Three conscious breaths. That’s all I EVER need. No matter what posture I am inhabiting.
Then I did three pincha mayurasanas without kicking up. You may call these bent arm dogs. An attempt to strengthen my arms for the eventual day when I will be able to kick up! I am resolved to continue the practice, no matter how many years it takes. Then I did one half handstand where the shakes took over and I breathed through them, but then came down into child pose when I felt as if my feet where going to fall off the wall anyway. Can you relate?
Then shoulderstand (sarvangasana) wherein I found a perfect support system ~ ahhh, what joy when the body feels supported and can relax into a pose! I used four blankets folded in quarters and laid one upon the other in a stair step fashion to support my neck and two blankets folded half again laid side by side and angled at one end away from each other making a valley for the neck to drop into with the shoulders supported upon the blankets themselves. A chair placed at the end of my mat provided support for my feet during plough. My back is not feeling particularly strong these days so I scissor kicked one leg at a time down to the chair for ekapada sarvagasana.
I was surprised at the end of the practice that an hour and a half had flown by. All I’d done were four inversions!
A student said today that whenever she practiced legs up the wall, her Mind began to race. Thanks, but no thanks she said when offered an eye bag. A sandbag placed upon a block with the end resting upon her forehead offered minimal relief. So during this morning’s class I suggested she try lifting further into an inversion. She is slow and fearful of inversions, so we went for viparita karani with hips supported on a bolster and legs supported as well as ankles belted. Due to persistent hot flashes, we didn’t bother with a blanket tucked around her feet and legs. The set-up did bring her some relief, but we’ll continue working on her moving deeper into inversions. For savasana, I suggested some torso and head support with bolster and blanket.

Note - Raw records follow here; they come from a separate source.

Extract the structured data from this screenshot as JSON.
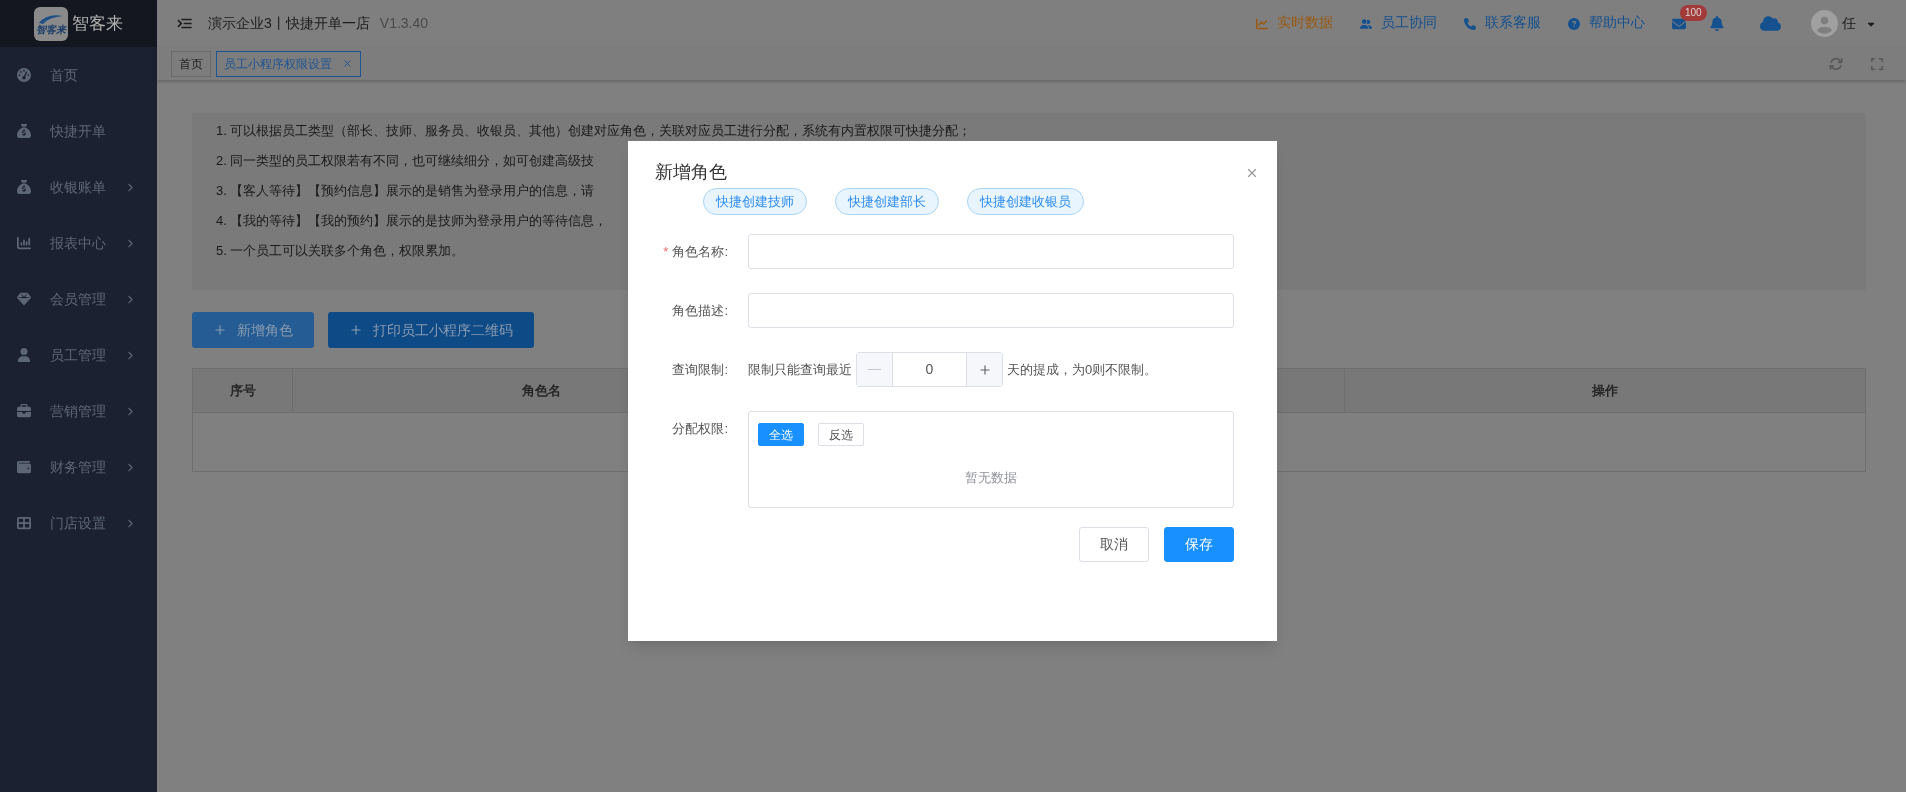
{
  "sidebar": {
    "logo_text": "智客来",
    "brand": "智客来",
    "items": [
      {
        "label": "首页",
        "kind": "dashboard",
        "has_children": false
      },
      {
        "label": "快捷开单",
        "kind": "order",
        "has_children": false
      },
      {
        "label": "收银账单",
        "kind": "billing",
        "has_children": true
      },
      {
        "label": "报表中心",
        "kind": "report",
        "has_children": true
      },
      {
        "label": "会员管理",
        "kind": "member",
        "has_children": true
      },
      {
        "label": "员工管理",
        "kind": "staff",
        "has_children": true
      },
      {
        "label": "营销管理",
        "kind": "marketing",
        "has_children": true
      },
      {
        "label": "财务管理",
        "kind": "finance",
        "has_children": true
      },
      {
        "label": "门店设置",
        "kind": "store",
        "has_children": true
      }
    ]
  },
  "topbar": {
    "title": "演示企业3丨快捷开单一店",
    "version": "V1.3.40",
    "links": [
      {
        "label": "实时数据",
        "kind": "realtime"
      },
      {
        "label": "员工协同",
        "kind": "team"
      },
      {
        "label": "联系客服",
        "kind": "phone"
      },
      {
        "label": "帮助中心",
        "kind": "help"
      }
    ],
    "mail_badge": "100",
    "user": "任"
  },
  "tabs": [
    {
      "label": "首页",
      "selected": false,
      "closable": false
    },
    {
      "label": "员工小程序权限设置",
      "selected": true,
      "closable": true
    }
  ],
  "notes": [
    "1. 可以根据员工类型（部长、技师、服务员、收银员、其他）创建对应角色，关联对应员工进行分配，系统有内置权限可快捷分配；",
    "2. 同一类型的员工权限若有不同，也可继续细分，如可创建高级技",
    "3. 【客人等待】【预约信息】展示的是销售为登录用户的信息，请",
    "4. 【我的等待】【我的预约】展示的是技师为登录用户的等待信息，",
    "5. 一个员工可以关联多个角色，权限累加。"
  ],
  "actions": [
    {
      "label": "新增角色",
      "kind": "light"
    },
    {
      "label": "打印员工小程序二维码",
      "kind": "dark"
    }
  ],
  "table": {
    "columns": [
      "序号",
      "角色名",
      "操作"
    ]
  },
  "dialog": {
    "title": "新增角色",
    "quick_buttons": [
      "快捷创建技师",
      "快捷创建部长",
      "快捷创建收银员"
    ],
    "fields": [
      {
        "label": "角色名称:",
        "required_mark": "*"
      },
      {
        "label": "角色描述:"
      }
    ],
    "query_limit": {
      "label": "查询限制:",
      "prefix": "限制只能查询最近",
      "value": "0",
      "suffix": "天的提成，为0则不限制。"
    },
    "permissions": {
      "label": "分配权限:",
      "buttons": [
        {
          "label": "全选",
          "selected": true
        },
        {
          "label": "反选",
          "selected": false
        }
      ],
      "empty": "暂无数据"
    },
    "footer": [
      {
        "label": "取消",
        "kind": "default"
      },
      {
        "label": "保存",
        "kind": "primary"
      }
    ]
  }
}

I’d love to hear how you work inversions into your practice.
Sutra.1.12 (Sanskrit:abhyasa-vairagyabhyam tad-nirodhah) says”Control over the mind’s fluctuations comes from persevering practice and nonattachment”
carolyn hanging in backbend
According to Bernard Bouanchaud, a French translator of Patanjali’s sutras, quoted here, nonattachment is inextricably linked to persevering practice if one wishes to control those pesky mental fluctuations.
Whew. Do I need to work on both of these.
Persevering practice is my weak link during long days of work that feed me on a real and intellectual level, but also drain me. I need the practice to keep me on an even keel, refreshed and with an evenness of energy available. This doesn’t happen inevitably. It doesn’t happen at all in fact, if I don’t put some energy into my practice.
And guess how that happens? I have to begin my nonattachment practice. The things of this world are ephemeral: work will always be there, but another day without practice will keep me from living fully in the moment, enjoying sthira, stability, and sukha, bliss.
The mat is calling; do I have the courage to heed its message?